ベッドが軋む音が微かに漂っている。女の首筋や鎖骨の窪みの滑らかさ、腋窩と乳房の谷間に溜められた翳り、乳輪や乳首の色あい、下腹の肉肌のざわめき、太腿の透きとおった白さ、形のいい膝やふくらはぎのゆるやかな輪郭、細く締まった足首と踝(くるぶし)、その先に映(は)える清らかな足指と爪……それらのすべてがあなたの中に精緻に刻まれていた。
女は眼を開けているのか、閉じているのかさえ分からない。ただ、秘められた意識の底を夢遊病者のようにさまよっているのか、それとも疲れているのか。肌理の細かい陶器のような白い肌には微妙な窪みと隆起が滑らかな線を描いていた。 尻の割れ目の細い溝、流れるような背中の翳り、彼女を抱き寄せたとき触れた乳房の弾けるような肉肌、貝殻骨の小さなへそ、煙るように淡い繊毛……あなたの指が彼女のすべての湿り気を含んでいた。でも、あなたの指には、やはり《妻の肉体の記憶》はなかった。どうしても思い出せなかった。
淡い光が女の肉体を蕩けるようにまぶし、あなたの手を、指を、唇を、数々の行為へと白日夢のようにみちびいていく。あなたはあらためて女の肉体の隅々まで触れ、爪を掻き立て、唇を這わせた。
あからさまに健康的な、あなたの記憶のどこにもない、青く、甘酸っぱい彼女の肌があなたの指と唇を撥ねるように押し返す感触と甘い匂いにめまいを覚えながらも、あなたは久しく忘れていた欲望が急激に高まってくるのを感じていた。もしかしたら妻をこんな風に抱いた懐かしい記憶が、自分の中のどこかにあるのかもしれないと、あなたはふと思った。そしてあなたは、女の白い胸のふくらみに荒々しく爪を喰い込ませ、記憶の中にある混沌(カオス)を孕んだ肉の中心で暴力的に彼女を犯した。
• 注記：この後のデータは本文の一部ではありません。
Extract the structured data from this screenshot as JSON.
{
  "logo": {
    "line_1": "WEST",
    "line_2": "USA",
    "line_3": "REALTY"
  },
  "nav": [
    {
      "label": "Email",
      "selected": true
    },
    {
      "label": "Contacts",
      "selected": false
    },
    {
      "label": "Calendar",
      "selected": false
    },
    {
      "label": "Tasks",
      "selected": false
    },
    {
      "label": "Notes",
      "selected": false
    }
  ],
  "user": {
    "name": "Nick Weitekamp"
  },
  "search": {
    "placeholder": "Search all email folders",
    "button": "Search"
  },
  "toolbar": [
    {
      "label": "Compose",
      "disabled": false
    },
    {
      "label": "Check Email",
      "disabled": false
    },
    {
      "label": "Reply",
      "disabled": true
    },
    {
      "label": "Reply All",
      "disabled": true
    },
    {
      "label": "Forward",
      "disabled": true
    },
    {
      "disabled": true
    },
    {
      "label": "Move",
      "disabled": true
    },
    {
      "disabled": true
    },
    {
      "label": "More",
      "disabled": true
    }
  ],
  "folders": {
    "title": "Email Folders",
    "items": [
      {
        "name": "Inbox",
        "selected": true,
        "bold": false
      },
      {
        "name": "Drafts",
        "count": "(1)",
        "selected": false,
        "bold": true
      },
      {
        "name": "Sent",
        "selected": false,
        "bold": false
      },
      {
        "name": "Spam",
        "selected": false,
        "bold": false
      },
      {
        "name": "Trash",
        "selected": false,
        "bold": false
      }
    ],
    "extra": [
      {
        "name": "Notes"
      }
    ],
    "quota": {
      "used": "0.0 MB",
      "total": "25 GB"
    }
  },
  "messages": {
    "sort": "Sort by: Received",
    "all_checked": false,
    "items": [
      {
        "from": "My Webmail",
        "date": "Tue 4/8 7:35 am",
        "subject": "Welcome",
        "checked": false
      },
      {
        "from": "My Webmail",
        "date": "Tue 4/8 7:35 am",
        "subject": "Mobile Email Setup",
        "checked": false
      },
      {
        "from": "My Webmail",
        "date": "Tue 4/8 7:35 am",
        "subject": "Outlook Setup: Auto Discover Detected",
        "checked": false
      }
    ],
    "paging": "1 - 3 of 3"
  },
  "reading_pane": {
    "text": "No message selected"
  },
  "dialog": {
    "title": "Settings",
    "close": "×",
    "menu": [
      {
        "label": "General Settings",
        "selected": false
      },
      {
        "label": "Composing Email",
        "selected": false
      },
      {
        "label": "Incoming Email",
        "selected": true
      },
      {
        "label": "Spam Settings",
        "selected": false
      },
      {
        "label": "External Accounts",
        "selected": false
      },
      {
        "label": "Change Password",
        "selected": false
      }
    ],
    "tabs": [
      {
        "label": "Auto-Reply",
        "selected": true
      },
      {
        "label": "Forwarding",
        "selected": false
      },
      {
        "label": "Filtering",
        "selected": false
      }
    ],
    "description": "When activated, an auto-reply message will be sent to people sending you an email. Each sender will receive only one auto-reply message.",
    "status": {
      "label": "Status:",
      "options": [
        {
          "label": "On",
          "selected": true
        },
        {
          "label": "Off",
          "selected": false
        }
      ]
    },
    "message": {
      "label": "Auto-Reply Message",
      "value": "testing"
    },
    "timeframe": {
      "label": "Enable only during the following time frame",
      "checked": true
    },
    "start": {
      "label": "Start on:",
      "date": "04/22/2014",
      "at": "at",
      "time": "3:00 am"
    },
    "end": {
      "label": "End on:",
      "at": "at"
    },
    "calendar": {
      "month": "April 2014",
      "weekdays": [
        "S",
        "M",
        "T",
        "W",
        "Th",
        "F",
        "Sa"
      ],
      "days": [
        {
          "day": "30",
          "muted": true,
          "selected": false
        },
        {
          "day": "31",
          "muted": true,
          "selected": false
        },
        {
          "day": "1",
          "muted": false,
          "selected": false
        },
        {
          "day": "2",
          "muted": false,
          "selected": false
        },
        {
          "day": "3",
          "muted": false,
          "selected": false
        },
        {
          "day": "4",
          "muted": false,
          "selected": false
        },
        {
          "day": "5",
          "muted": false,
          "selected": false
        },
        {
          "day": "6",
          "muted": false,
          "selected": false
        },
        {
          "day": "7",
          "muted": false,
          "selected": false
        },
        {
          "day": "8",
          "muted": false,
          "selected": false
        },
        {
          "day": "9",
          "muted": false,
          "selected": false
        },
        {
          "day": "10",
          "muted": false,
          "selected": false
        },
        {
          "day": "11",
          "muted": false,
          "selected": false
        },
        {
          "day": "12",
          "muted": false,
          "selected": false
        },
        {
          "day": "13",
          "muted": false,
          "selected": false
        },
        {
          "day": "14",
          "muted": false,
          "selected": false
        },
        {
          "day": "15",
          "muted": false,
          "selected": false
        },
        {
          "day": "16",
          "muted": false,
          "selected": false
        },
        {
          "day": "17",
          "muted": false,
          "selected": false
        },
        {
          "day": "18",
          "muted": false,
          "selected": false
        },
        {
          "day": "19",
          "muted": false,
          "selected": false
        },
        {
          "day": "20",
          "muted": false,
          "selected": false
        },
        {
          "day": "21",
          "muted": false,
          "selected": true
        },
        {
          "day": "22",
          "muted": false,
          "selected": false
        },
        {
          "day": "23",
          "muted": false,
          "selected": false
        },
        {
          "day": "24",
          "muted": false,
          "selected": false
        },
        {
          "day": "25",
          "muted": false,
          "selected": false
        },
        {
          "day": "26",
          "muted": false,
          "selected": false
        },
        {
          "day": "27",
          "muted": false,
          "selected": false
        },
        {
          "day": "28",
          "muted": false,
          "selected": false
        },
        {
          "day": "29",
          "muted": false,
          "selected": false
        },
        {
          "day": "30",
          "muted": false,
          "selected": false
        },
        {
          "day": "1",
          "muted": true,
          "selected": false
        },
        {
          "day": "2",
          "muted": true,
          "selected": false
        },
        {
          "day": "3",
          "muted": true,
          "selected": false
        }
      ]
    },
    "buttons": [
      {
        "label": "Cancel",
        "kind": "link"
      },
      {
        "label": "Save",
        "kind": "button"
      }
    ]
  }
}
ふと気がついたとき、部屋の澱んだ空気の流れが止まり、すべての音が消し去られていた。
ベッドの中で抱き合ったふたりのからだが急激に醒めていくのが感じられた。女は頬をあなたの胸に押しつけた。女の胸にあなたの爪の痕が痛々しく残っていた。
「あなたは、わたしをこんなふうに抱こうとは思っていなかったような気がするわ」女は小さなため息をつくように言った。
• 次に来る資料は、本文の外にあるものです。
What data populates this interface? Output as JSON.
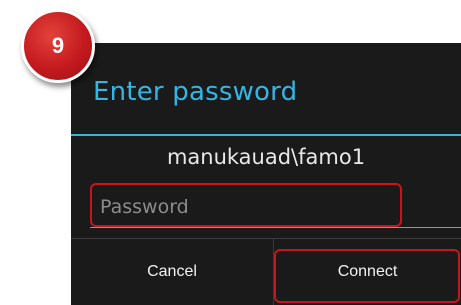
{
  "step": {
    "number": "9"
  },
  "dialog": {
    "title": "Enter password",
    "username": "manukauad\\famo1",
    "password_placeholder": "Password",
    "password_value": "",
    "cancel_label": "Cancel",
    "connect_label": "Connect"
  },
  "colors": {
    "accent": "#33b5e5",
    "highlight": "#c4161c",
    "dialog_bg": "#1a1a1a"
  }
}
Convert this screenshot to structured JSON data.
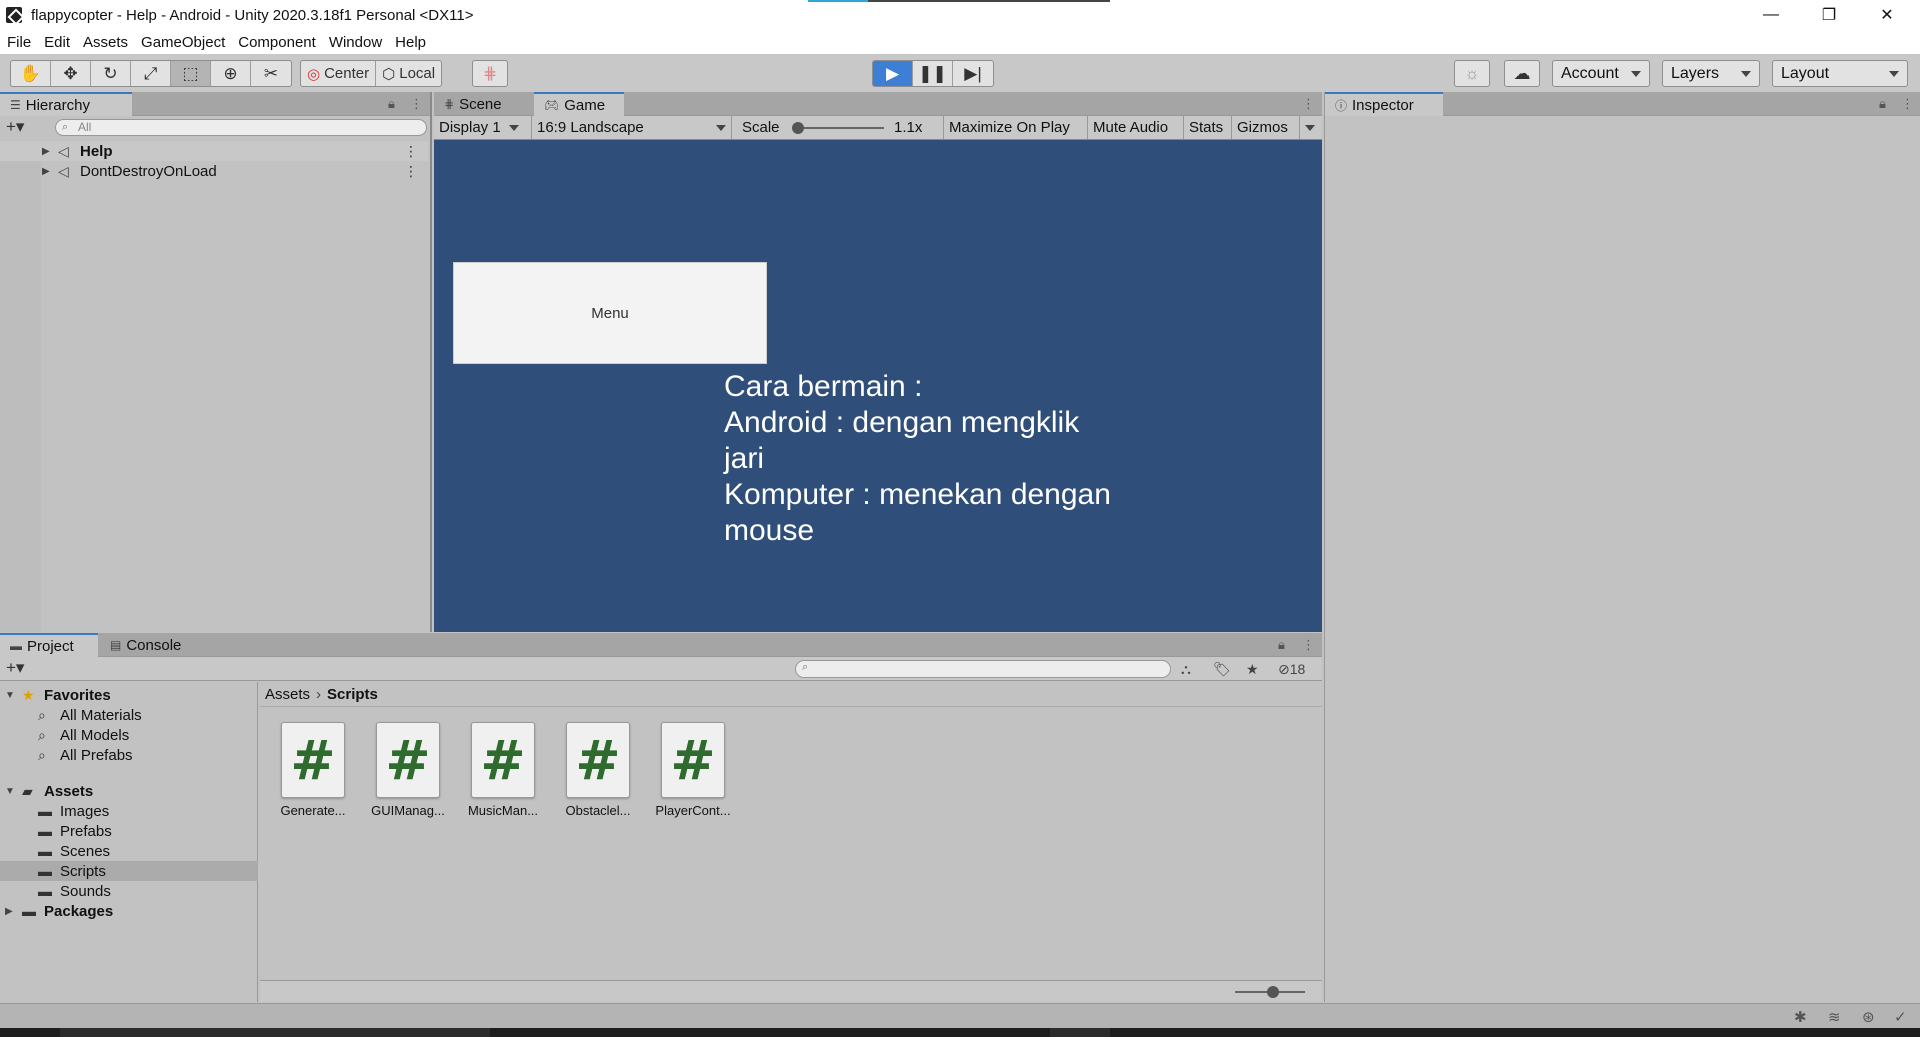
{
  "window": {
    "title": "flappycopter - Help - Android - Unity 2020.3.18f1 Personal <DX11>",
    "minimize": "—",
    "maximize": "❐",
    "close": "✕"
  },
  "menu": [
    "File",
    "Edit",
    "Assets",
    "GameObject",
    "Component",
    "Window",
    "Help"
  ],
  "toolbar": {
    "tools": [
      "hand-tool-icon",
      "move-tool-icon",
      "rotate-tool-icon",
      "scale-tool-icon",
      "rect-tool-icon",
      "transform-tool-icon",
      "custom-tool-icon"
    ],
    "pivot_label": "Center",
    "space_label": "Local",
    "account_label": "Account",
    "layers_label": "Layers",
    "layout_label": "Layout",
    "play_color": "#3d7fd4"
  },
  "hierarchy": {
    "tab": "Hierarchy",
    "search_placeholder": "All",
    "items": [
      {
        "name": "Help",
        "bold": true
      },
      {
        "name": "DontDestroyOnLoad",
        "bold": false
      }
    ]
  },
  "gameview": {
    "tabs": [
      "Scene",
      "Game"
    ],
    "display": "Display 1",
    "aspect": "16:9 Landscape",
    "scale_label": "Scale",
    "scale_value": "1.1x",
    "maximize_on_play": "Maximize On Play",
    "mute_audio": "Mute Audio",
    "stats": "Stats",
    "gizmos": "Gizmos",
    "background_color": "#2f4e7a",
    "menu_button": "Menu",
    "help_text": "Cara bermain :\nAndroid : dengan mengklik\njari\nKomputer : menekan dengan\nmouse"
  },
  "inspector": {
    "tab": "Inspector"
  },
  "project": {
    "tabs": [
      "Project",
      "Console"
    ],
    "hidden_count": "18",
    "favorites": {
      "label": "Favorites",
      "items": [
        "All Materials",
        "All Models",
        "All Prefabs"
      ]
    },
    "assets": {
      "label": "Assets",
      "folders": [
        "Images",
        "Prefabs",
        "Scenes",
        "Scripts",
        "Sounds"
      ],
      "selected": "Scripts"
    },
    "packages_label": "Packages",
    "breadcrumb": [
      "Assets",
      "Scripts"
    ],
    "files": [
      "Generate...",
      "GUIManag...",
      "MusicMan...",
      "Obstaclel...",
      "PlayerCont..."
    ],
    "file_glyph": "#"
  }
}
こんなふうに……という言葉がまるで妻の声のように聞こえてきた。女とふたりでいる部屋から性愛の匂いが消え、からっぽの何もない、おそらく《何の関係のない男女》の空虚な息づかいだけが微かに蠢いているような気がした。
気がついていた。女が自分で言わなくても。白い腿の内側にうっすらと残っている小さな点のような痣。
「見たでしょう、わたしのからだに刻まれたものを。やつがわたしに煙草の火を押しつけた痕だわ」
彼女は、男のことを奴(やつ)と呼んだ。
 痣は薄蒼く、色素を失っているのに、なぜか女の軀の奥に潜んでいる濃い情感を漂わせているような気がした。おそらく、あの男の行為を彼女が拒むのではなく、むしろ男から与えられる苦痛を彼女の方から自ら望んだようにさえ思えてきた。
「やつは変態なのよ。ほら、女の人を縛って鞭とか、蝋燭とか、いやらしい器具を使っていじめるって、あれよ。それがやつの愛し方……」
光沢のある肌のひろがりのどこからか湧きあがる女の嗚咽にあなたは吸い込まれる。蛇が薄肌を這うような黒い縄の絡み、どこからか振りおろされる鞭がはじける音、したたる熱蝋の雫の先から聞こえる喘ぎ声。ふと気がつくと、女の肉体から無機質な音だけが耳鳴りのように響いていた。
「そんなことをされても、きみはその男を愛していたのか」
女は微かに頷きながら言った。「わたしにはやつに必要とされたい女であり続けたいの」
「そう言いながらも、こうしてきみはぼくに抱かれている……」
「やつ以外の男性に抱かれるのは、あなたが初めてだわ」
あなたもまた妻と別れてから、妻以外の女を抱いたのは初めてだった。どうしてそうであったのか、自分でも理解できなかった。